Even Chad Valley, one of the remaining souls from the great Chillwave boom of 2009, manages a later slot, the typically hazy beats acting as the perfect warm up as people begin to find their dancing feet. As ever, it’s a pleasant noise, and arguably one perfectly suited to fill that gap where the room begins to swell, dipping in and out of the music as they prepare for the rest of the night. However, the lack of those killer tracks to really grab the attention might be a flaw more to do with the genre than the Chad Valley project itself.

Attention is something that Tom Vek, next on the bill, has always seemed uneasy with. Firmly in the limelight during 2005, his 6 years of silence before a second album have been thoroughly documented elsewhere. Upon his last show in Manchester – one of a limited run of comeback shows following his return – he looked every bit as rusty and nervous as one might expect of an artist that has purposely gone off the radar for so long.
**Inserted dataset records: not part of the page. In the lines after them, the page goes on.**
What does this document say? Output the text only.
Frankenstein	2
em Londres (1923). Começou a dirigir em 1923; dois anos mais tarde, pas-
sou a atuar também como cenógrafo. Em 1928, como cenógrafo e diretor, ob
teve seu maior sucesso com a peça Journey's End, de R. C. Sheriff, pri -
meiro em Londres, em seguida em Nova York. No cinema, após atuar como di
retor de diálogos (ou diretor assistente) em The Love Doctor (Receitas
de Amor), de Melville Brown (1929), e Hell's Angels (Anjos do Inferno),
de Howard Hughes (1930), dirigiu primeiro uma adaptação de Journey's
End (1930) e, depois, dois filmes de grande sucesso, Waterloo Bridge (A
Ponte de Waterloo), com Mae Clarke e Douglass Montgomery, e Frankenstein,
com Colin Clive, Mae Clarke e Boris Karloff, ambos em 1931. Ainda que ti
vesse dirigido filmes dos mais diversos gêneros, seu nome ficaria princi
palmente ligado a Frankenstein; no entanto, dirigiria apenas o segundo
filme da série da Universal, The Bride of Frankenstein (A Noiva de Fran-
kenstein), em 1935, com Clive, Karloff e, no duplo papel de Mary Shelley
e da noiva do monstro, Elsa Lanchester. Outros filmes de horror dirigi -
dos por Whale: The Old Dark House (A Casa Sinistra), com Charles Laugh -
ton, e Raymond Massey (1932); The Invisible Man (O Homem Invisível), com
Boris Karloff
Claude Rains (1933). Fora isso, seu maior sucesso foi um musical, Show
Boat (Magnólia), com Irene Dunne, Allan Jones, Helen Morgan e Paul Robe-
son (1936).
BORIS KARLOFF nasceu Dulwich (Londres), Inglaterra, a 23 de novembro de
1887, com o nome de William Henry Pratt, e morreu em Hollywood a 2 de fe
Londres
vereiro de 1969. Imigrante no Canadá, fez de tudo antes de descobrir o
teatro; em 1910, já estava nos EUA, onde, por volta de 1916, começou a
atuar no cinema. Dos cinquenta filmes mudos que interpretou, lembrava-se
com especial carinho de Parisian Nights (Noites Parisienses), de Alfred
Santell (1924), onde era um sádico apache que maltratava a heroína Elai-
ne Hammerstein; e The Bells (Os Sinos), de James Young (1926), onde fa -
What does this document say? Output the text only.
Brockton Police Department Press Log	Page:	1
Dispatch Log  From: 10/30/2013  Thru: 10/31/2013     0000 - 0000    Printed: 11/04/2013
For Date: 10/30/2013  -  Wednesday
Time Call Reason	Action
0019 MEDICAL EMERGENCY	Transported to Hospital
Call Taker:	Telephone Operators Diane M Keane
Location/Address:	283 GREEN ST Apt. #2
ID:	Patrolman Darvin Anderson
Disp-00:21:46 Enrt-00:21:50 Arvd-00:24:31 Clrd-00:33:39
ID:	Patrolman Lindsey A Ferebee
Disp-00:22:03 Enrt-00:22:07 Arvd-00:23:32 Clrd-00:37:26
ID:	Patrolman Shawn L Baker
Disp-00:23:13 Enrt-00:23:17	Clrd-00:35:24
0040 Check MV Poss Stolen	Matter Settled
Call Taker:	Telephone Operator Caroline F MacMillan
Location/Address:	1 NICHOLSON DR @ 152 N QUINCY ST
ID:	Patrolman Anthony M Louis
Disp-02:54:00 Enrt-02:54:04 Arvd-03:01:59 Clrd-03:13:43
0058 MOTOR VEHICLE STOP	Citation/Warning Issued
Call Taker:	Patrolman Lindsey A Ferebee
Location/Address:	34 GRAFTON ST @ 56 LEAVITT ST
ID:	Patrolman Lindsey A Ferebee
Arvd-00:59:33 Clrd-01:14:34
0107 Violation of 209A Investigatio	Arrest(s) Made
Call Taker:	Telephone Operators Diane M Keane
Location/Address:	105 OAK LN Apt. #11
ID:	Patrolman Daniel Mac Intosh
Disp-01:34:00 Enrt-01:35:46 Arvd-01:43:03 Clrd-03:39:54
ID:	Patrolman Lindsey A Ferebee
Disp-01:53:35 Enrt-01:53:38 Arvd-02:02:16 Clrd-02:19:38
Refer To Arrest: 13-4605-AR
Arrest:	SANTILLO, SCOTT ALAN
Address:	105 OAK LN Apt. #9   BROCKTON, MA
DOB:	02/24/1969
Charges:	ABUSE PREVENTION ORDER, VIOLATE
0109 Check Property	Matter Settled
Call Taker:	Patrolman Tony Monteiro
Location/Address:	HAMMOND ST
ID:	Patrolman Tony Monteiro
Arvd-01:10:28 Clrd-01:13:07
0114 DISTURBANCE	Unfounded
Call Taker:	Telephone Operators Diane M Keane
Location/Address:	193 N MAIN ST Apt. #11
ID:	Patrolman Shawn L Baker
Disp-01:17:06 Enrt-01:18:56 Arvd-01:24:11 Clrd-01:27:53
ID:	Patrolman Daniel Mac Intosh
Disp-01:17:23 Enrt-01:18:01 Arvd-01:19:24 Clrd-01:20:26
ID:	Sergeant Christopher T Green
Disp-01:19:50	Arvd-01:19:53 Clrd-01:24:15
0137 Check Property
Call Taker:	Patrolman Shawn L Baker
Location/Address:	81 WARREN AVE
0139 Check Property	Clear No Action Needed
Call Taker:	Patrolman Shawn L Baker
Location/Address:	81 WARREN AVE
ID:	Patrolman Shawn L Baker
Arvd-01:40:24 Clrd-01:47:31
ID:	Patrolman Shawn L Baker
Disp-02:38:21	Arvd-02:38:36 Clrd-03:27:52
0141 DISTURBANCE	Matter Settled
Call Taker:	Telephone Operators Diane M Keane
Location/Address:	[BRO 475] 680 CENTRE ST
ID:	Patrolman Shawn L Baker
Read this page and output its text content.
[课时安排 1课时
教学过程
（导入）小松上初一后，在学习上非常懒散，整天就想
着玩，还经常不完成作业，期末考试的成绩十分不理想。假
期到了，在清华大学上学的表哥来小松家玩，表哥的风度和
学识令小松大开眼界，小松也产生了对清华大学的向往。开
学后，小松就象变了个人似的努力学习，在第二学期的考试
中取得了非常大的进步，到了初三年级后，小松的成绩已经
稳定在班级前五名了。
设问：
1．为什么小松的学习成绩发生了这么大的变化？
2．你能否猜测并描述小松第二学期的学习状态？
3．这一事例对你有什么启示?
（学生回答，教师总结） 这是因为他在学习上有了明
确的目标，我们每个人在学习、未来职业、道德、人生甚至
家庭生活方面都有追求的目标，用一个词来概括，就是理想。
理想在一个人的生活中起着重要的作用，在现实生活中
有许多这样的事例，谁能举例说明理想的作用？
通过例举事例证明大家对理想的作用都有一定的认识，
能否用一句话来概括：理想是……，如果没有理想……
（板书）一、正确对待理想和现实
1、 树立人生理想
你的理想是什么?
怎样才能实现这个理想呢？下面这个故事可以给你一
Taking to the stage to a venue likely crammed with many of the same people who got hyped about him first time round, Vek looks like a man with a lot more confidence. It’s not only his willingness to engage with those who’ve paid money to see him, but the energy in his performance too and the ease with which he slips from his latest material – A.P.O.L.O.G.Y. goes down well – to the ‘classics’. Of course, one note of worry is that tracks like Nothing But Green Lights manage to sound fresher and more relevant than ones supposedly penned for the follow-up and, predictably, get a better response from the audience.

The differences between Tom Vek and headliners Foals sonically are many, but in terms of the different sizes of their fanbases, it could all come down to one reason. In ‘We Have Sound’, Vek produced an album that was ahead of its time. With ‘Leisure Seizure’, he made one that sounded a little dated, just missing that sweet spot that seperated the two albums. Foals came to prominence around the time of the first series of Skins, played a load of house parties, then appeared in a fictional house party for the series itself. In short, they found their target market and quicky won them over. In that regard, it’s no surprise that when they eventually come on stage – at the relatively friendly time of midnight – the audience are wild, packing themselves in to the main vestibule, hoards crowding around the various entrances hoping to get the merest glimpse of Yannis on stage.

Of course, part of their charm is that Foals still have exactly that same vitality as when they originally emerged, being one of the few – if not being the only one – of those bands pushed around the middle of the last decade that had the talent to push on and remain interesting even as music trends changed. Indeed, the track Total Life Forever manages to be the great song of the evening, despite the fact that it came after the supposed ‘golden era’ of modern indie. It’s not some secret formula – it’s that they’re actually supremely talented. Indeed, in the stark lighting of Store Street, their earlier material can even appear slightly simplistic compared to their more recent efforts.

Once it’s over, hundreds of people head straight to the exits at precisely the time that Warehouse project usually starts to pick up, leaving one of Friendly Fires to DJ to about 40 people, a couple of bemused drug dealers and a police dog or two. Again, Warehouse Project isn’t your normal place for a gig.